No, not necessarily. So you should always insist on a deposit before you start and, whatever you do, don’t give your clients the final draft before they’ve done this.

But clients can still disappear without settling the full amount. This didn’t happen often to me, but it does happen. It means you may spend weeks on a job that wasn’t very well paid to start with, with no money in your account to live on until the client settles up, and even then you still don’t get the full amount.

You’re no more guaranteed a client will pay an invoice in full than outside a content mill.

Myth 2: you’ll be guaranteed lots of work in your area of expertise

Yes, possibly but only if you’re willing to work for very little, so it’s a false economy. You’ll do poorly paid jobs and rush to finish them because you need to be paid, then you’ll start the next one and you’ll have to rush that one too. (Because you’re skint after the last job, and you have no money left in the bank because you’re being paid so little.)

You won’t necessarily get loads of jobs either, unless you’re on those sites from sunrise to sunset competing with other copywriters who are always willing to do the job for even less. So, in the end, you’ll just be treading water.

And while all this is happening, your confidence is ebbing away and your self-esteem is taking a nose dive. It’s just one poorly paid job after another, with no sustainable income and no long-term clients. That takes me to my next myth.

Myth 3:  you get to know the clients and develop a good working relationship with them

Because jobs are done and paid for so quickly, it’s hard to develop a long-term client relationship. This means it’s also hard to get to know the brand or their audience in any meaningful way. And how can you know whether or not your work’s achieved what it was supposed to when the client disappears and you never hear from them again?

Yes, often clients will work with you outside of the site and you can work with them for longer. But the main disadvantage of doing this is that your mindset is already set in concrete. You were willing to work cheaply on the site, so why would you start charging more now? And if you’re cheap on the site, then they’ll expect you to be cheap when you’re working outside of it too. So you’re permanently stuck working for very little.

I’m not suggesting this is everyone’s experience. Content mills can be great when you’re a newbie, and when you’re experiencing a fallow period in those first few shaky years. Or if you’ve had some time away from work and you’re returning to the fray. They have their place and they provide a service – of sorts.

What you can do instead of using content mills

If you’re seriously thinking of building a full-time career as a copywriter, getting to know your craft, and having long-term, rewarding working relationships, you’re not going to do it on content mills. They’re merciless conveyor belts of cheap work and short-term relationships.

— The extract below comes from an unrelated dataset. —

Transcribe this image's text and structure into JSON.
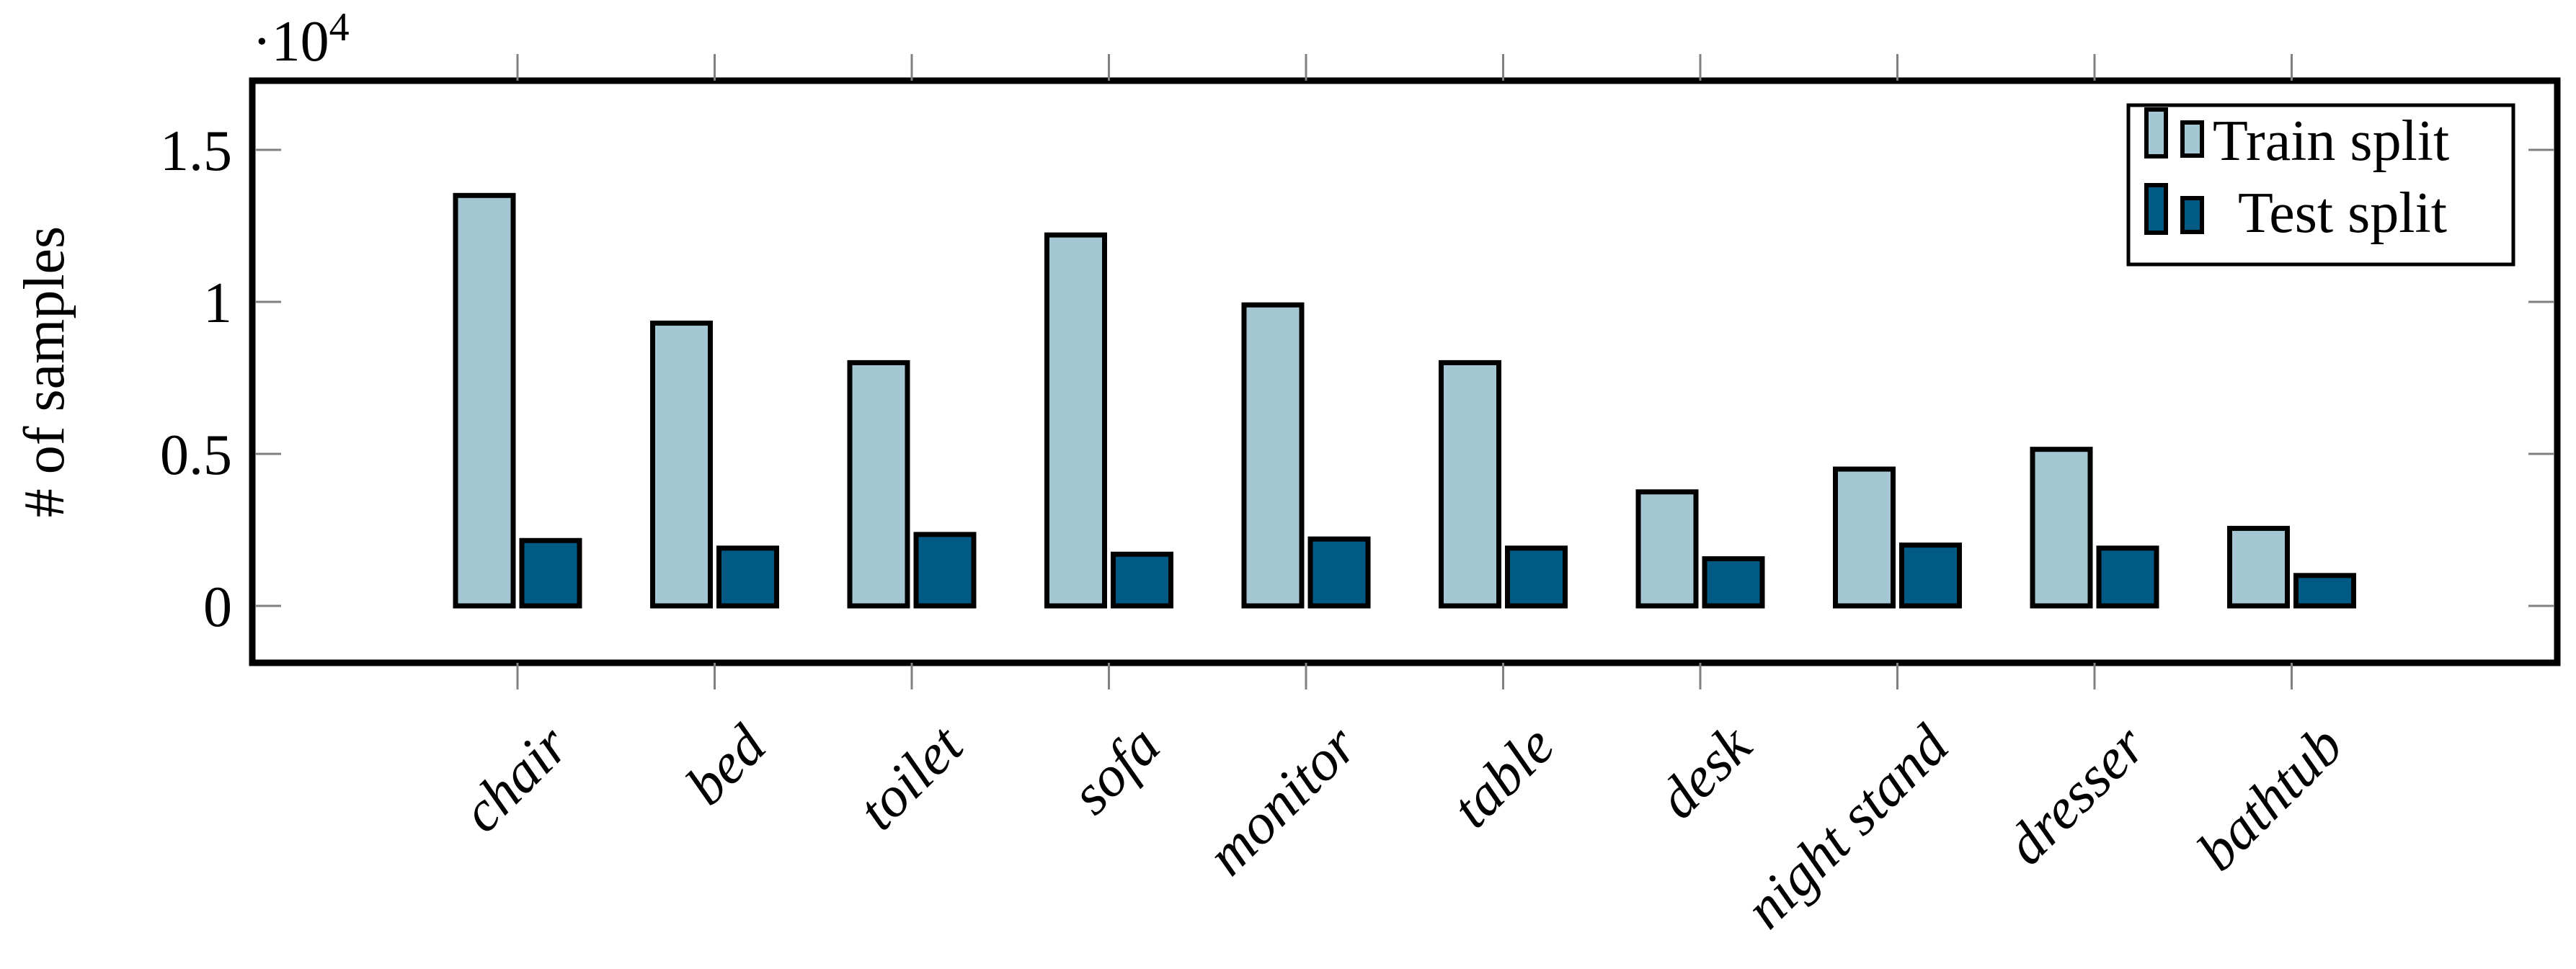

Yes, everyone does short-term jobs occasionally and they can be great fun. But you should be looking for retainer clients and long-term work that pays you what you’re worth. As Andy Maslen says in his post Why are female copywriters paid 29% less than men?  even his window cleaner can clear £300 on a good day. You should be aiming higher.

So how can you get off these spirit sapping conveyor belts of poorly paid jobs, and find better work and better clients?

By networking. I’m painfully shy, so I’m not a fan of networking in person. If you’re not keen on offline networking either, there are plenty of platforms, Facebook groups, and other online groups and forums where you can meet like-minded people who may be able to pass on work to you at some point. (Procopywriters is just one example.)

LinkedIn is a great one. It’s not one of my favourite platforms, but it can be extremely useful. So reach out, because there are clients there.

Guest blog and get your name out there so people can see what you can do. Look out for referrals from other writers, because by networking and guest blogging, people will remember you.

Try podcast appearances where you can talk about your copywriting, goals, achievements, career highs so far and what you specialise in, if anything. It’s all about reaching out and finding the type of clients you want to work with.

It’ll be tough getting away from content mills but, in the end, you’ll be glad you did.